Aug. 26, 2020, 5:24 PM

Companies will have to tell investors about how they manage their workforces under new SEC rules that Democratic commissioners say don’t go far enough.

A divided Securities and Exchange Commission adopted the disclosure changes to Regulation S-K on a 3-2 vote Wednesday, with Democrats saying the plan doesn’t require specific reporting in areas such as workplace turnover and diversity.

Regulation S-K focuses on companies’ non-financial reporting requirements. Companies now will need to disclose human capital objectives and measures they concentrate on when managing their businesses, among other updates to Regulation S-K. The commission previously only directed companies to report how many workers they have.

“I do not remember engaging with a high-quality, lasting company that did not focus on attracting, developing, and enhancing its people,” SEC Chairman Jay Clayton said before voting in favor of the changes at an open meeting. “To the extent these efforts have a material impact on their performance, I believe investors benefit” from knowing what drives that performance.

Democratic Commissioners Allison Lee and Caroline Crenshaw opposed the changes.
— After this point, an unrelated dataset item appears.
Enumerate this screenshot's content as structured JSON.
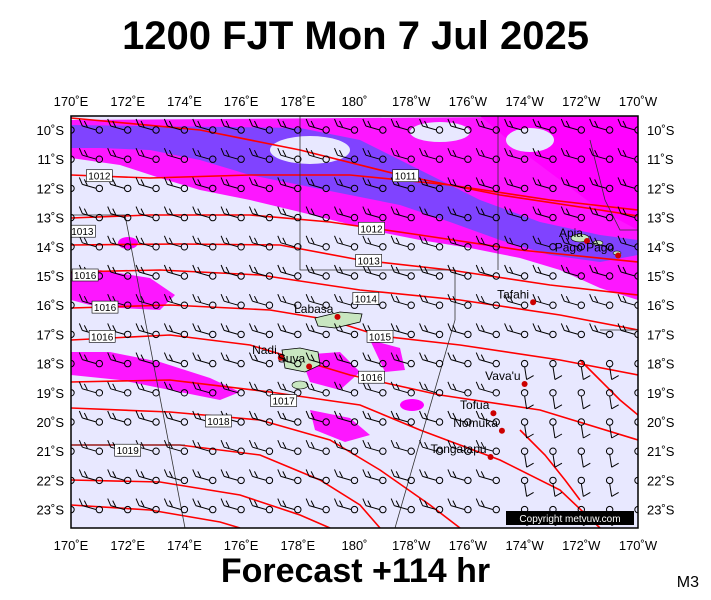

The Regulation S-K rulemaking should have required more specific reporting about company workforces, as well as disclosures about climate change risk, they said.

The agency could have used the new rules to mandate disclosures related to part-time and full-time workers, workforce expenses, turnover, and diversity, Lee said.

“I am concerned that today—in the middle of a crisis affecting all aspects of our market—the majority of the commission is failing to take the opportunity to provide investors with critical and useful information about key corporate metrics,” Crenshaw said in her first open meeting since she became a commissioner earlier this month.

Crenshaw urged the agency to create an internal task force to study how investors use disclosures about human capital, climate change risk, and other Environmental, Social, and Governance metrics. The commission should establish an ESG advisory committee with investors, company officials, and others to help guide the agency, she said.

The rules are set to take effect 30 days after they appear in the Federal Register. The publication likely will happen in the coming days or weeks.